Slobodan Milosevic während des Prozesses vor dem Kriegsverbrechertribunal zwischen zwei Sicherheitsbeamten (Foto: dpa)
Slobodan Milosevic musste sich vor dem Kriegsverbrechertribunal verantwortenBild: picture-alliance/dpa/dpaweb

Die Zukunft sieht auch er in Europa. Serbien hat seit März den offiziellen Status eines EU-Beitrittskandidaten und Dacic hat auch in seiner Antrittsrede versichert, die weitere Annäherung an die EU stehe ganz oben auf seiner Prioritätenliste. Gleichzeitig schließt er eine Anerkennung der Unabhänigkeit der früheren serbischen Provinz Kosovo aus.

Nach seiner Antrittsrede warfen ihm einige seiner politischen Gegner trotzdem vor, er würde das Land zurück in die kriegerischen 90er Jahre führen. Ähnliche Vorwürfe hatte es bereits im Wahlkampf gegeben. "Die Akteure denken zurzeit nur an ihre Karriere, an ihre politischen und wirtschaftlichen Interessen", kritisiert der Belgrader Politik-Experte Milan Nikolic. "Sie denken sehr wenig darüber nach, was sie tatsächlich zu tun haben. Ob sie sich im neuen Amt bewähren, ist noch offen. Derzeit dominiert eine unermessliche Gier nach Macht."
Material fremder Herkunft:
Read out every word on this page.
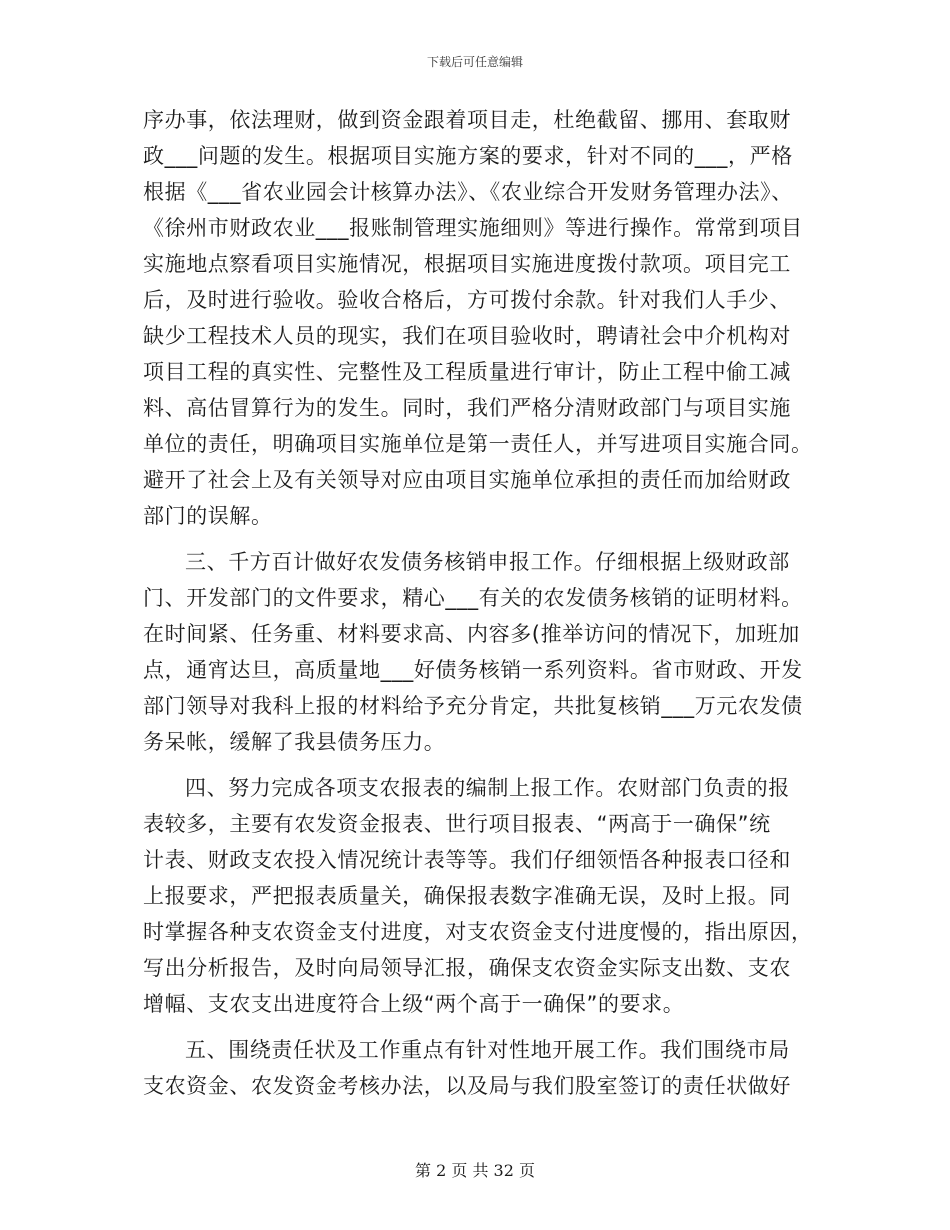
下载后可任意编辑
序办事，依法理财，做到资金跟着项目走，杜绝截留、挪用、套取财
政___问题的发生。根据项目实施方案的要求，针对不同的___，严格
根据《___省农业园会计核算办法》、《农业综合开发财务管理办法》、
《徐州市财政农业___报账制管理实施细则》等进行操作。常常到项目
实施地点察看项目实施情况，根据项目实施进度拨付款项。项目完工
后，及时进行验收。验收合格后，方可拨付余款。针对我们人手少、
缺少工程技术人员的现实，我们在项目验收时，聘请社会中介机构对
项目工程的真实性、完整性及工程质量进行审计，防止工程中偷工减
料、高估冒算行为的发生。同时，我们严格分清财政部门与项目实施
单位的责任，明确项目实施单位是第一责任人，并写进项目实施合同。
避开了社会上及有关领导对应由项目实施单位承担的责任而加给财政
部门的误解。
三、千方百计做好农发债务核销申报工作。仔细根据上级财政部
门、开发部门的文件要求，精心___有关的农发债务核销的证明材料。
在时间紧、任务重、材料要求高、内容多(推举访问的情况下，加班加
点，通宵达旦，高质量地___好债务核销一系列资料。省市财政、开发
部门领导对我科上报的材料给予充分肯定，共批复核销___万元农发债
务呆帐，缓解了我县债务压力。
四、努力完成各项支农报表的编制上报工作。农财部门负责的报
表较多，主要有农发资金报表、世行项目报表、“两高于一确保”统
计表、财政支农投入情况统计表等等。我们仔细领悟各种报表口径和
上报要求，严把报表质量关，确保报表数字准确无误，及时上报。同
时掌握各种支农资金支付进度，对支农资金支付进度慢的，指出原因，
写出分析报告，及时向局领导汇报，确保支农资金实际支出数、支农
增幅、支农支出进度符合上级“两个高于一确保”的要求。
五、围绕责任状及工作重点有针对性地开展工作。我们围绕市局
支农资金、农发资金考核办法，以及局与我们股室签订的责任状做好
第 2 页 共 32 页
Bekannte Gesichter in der Regierung

Die Regierung besteht aus bekannten Gesichtern, aus Politikern, die schon in mindestens einer der vorherigen Regierungen an der Macht waren. "Es wäre gut, neue Leute in diese Ämter zu holen, aber diese hätten es sehr schwer, weil sie die Machtverhältnisse nicht so gut verstehen", sagt Djordje Vukovic vom unabhängigen Wahlbeobachtungs-Institut CESID. "Wir konnten wiederholt beobachten, dass unabhängige Minister versuchen, etwas mit Sachverstand zu klären. Dafür wurden sie dann in der Öffentlichkeit von den politischen Gegnern an den Pranger gestellt, weil sie nicht mit dem bürokratischen Staatsapparat fertig werden."

Porträt des serbischen Premiers Ivica Dacic (Foto: Reuters)
Ivica Dacic: "Auf dem Balkan ist genug Blut geflossen"Bild: AP

Neben den etablierten Politikern gibt es in der neuen Regierung einen wenig bekannten Außenminister, Ivan Mrkic. Zur Zeit Milosevics erledigte er diplomatische Nebenaufgaben in Zypern. Politik-Experten sehen ihn schon heute als eine Schwachstelle der neuen Regierung: "Die Entscheidung für Mrkic als Außenminister ist eine Überraschung, weil er nicht – wie man es von einem relativen Neuling erwarten würde – jung, dynamisch oder weltmännisch ist", sagt Milan Nikolic. "Vielleicht beweist er ja ein verstecktes Talent, aber ich bezweifle, dass er der richtige Mann für diese Aufgabe ist."

Auch den neue Bauminister Velimir Ilic halten manche Beobachter für eine Fehlbesetzung: Seine engsten Mitarbeiter waren in Korruptionsskandale verwickelt, sie müssen sich dafür vor Gericht verantworten. 

Den Kampf gegen die Korruption hat die neue Regierung als zentrales Ziel bezeichnet. Es bleibt offen, wie die neuen Machthaber mit Dutzenden von Oligarchen umgehen werden, die sich während der Kriegsjahre illegal bereichert haben.